SNP Markers for Common Beans - Integrated Breeding Platform

Beans:

Blair et.al 2012 utilized a 768 feature, Illumina GoldenGate assay for common bean (Phaseolus vulgaris L.) developed from conserved legume gene sequences and to use the new technology for the evaluation of parental polymorphisms in a mini-core set of common bean accessions also the analysis of genetic diversity in the crop. Table.

Cortés et.al 2011 reported the development of 94 SNPs and tested them across well-chosen common bean (Phaseolus vulgaris L.) germplasm. SNPs were validated and used for the accessment diversity at 84 gene-based and 10 non-genic loci using KASPar technology in a panel of 70 genotypes including parents of mapping populations. Table.

Hyten et.al. 2010 reported 3,487 SNPs using a multi-tier reduced representation library. In total 2,795 SNPs were reported to have sufficient flanking genomic sequence, so that can be used for SNP assay development. These SNPs were also validated using Sanger sequencing to and 86% of total SNPs were found to be true SNPs. Table.

Galeano et.al 2009 reported 56 EST-based amplicons designed for SNP containing contigs reported by Ramirez and group, their primer sequences and melting (Tm) and annealing (Ta) temperatures and whether polymorphism (P) by SSCP was detected in the DOR364 × G19833 mapping population as well as the best hit to the Uniref protein database. Table.

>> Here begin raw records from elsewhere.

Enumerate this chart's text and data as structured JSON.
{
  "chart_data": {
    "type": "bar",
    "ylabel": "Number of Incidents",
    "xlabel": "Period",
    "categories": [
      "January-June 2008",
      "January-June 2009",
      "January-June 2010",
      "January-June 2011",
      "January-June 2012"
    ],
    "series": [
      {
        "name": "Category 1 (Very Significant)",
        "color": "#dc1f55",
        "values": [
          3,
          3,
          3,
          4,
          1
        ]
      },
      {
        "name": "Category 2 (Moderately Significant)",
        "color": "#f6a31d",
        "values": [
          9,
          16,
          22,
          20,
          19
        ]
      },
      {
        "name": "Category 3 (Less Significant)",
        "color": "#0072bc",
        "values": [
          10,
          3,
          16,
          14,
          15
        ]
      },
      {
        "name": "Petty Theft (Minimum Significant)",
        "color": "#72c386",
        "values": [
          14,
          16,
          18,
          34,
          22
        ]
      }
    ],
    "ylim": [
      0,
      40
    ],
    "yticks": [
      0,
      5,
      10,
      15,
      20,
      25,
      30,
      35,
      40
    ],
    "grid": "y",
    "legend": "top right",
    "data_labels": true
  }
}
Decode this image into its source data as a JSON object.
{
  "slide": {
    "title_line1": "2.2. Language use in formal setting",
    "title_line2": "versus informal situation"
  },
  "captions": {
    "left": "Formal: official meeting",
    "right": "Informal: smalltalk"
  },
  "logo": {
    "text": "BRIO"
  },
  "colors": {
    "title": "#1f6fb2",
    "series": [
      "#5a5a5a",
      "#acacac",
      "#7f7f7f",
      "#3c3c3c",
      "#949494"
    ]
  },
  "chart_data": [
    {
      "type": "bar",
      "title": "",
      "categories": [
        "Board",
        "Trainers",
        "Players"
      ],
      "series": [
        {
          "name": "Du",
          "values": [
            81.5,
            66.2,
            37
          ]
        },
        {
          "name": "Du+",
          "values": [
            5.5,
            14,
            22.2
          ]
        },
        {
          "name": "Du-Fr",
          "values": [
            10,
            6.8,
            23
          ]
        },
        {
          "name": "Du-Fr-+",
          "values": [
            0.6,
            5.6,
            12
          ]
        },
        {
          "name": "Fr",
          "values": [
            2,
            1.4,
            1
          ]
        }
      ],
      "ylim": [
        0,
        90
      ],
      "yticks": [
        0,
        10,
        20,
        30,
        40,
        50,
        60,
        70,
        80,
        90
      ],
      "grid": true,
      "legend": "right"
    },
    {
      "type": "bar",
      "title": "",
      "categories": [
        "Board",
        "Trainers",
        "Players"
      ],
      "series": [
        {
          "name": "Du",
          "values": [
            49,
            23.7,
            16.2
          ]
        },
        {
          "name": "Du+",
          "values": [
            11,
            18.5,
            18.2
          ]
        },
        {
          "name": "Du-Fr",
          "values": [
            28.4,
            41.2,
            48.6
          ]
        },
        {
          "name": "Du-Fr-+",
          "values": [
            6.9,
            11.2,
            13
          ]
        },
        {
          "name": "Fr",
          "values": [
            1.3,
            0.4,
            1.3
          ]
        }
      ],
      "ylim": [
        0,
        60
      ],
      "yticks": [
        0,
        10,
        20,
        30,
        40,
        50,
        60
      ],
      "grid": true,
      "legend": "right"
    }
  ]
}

To develop a SNP assay based on a type of hetero-duplex mismatch cleavage called EcoTILLING for molecular marker development in the common bean Galeano et.al 2009 designed total of 37 primers pairs for 72 EST contigs that exhibited single SNPs between the Andean (G19833) and Mesoamerican (Negro Jamapa) genotypes.

Gaitán-Solís et.al. 2008 assessed the frequency of SNPs in 47 fragments of common bean DNA, using SBE as the evaluation methodology and conducted a sequence analysis of 10 genotypes of cultivated and wild beans belonging to the Mesoamerican and Andean genetic pools of P. vulgaris. For the 10 genotypes evaluated, a total of 20,964 bp of sequence were analyzed in each genotype and compared, resulting in the discovery of 239 SNPs and 133 InDels.

SNPs between the Andean and the Mesoamerican genotypes were identified by comparing the Andean leaf ESTs against all other ESTs from all other tissue libraries of the Mesoamerican genotype. In total 559 SNPs corresponded to 199 contigs were identified of which, 140 were high quality SNPs. Ramírez et.al 2005, Table.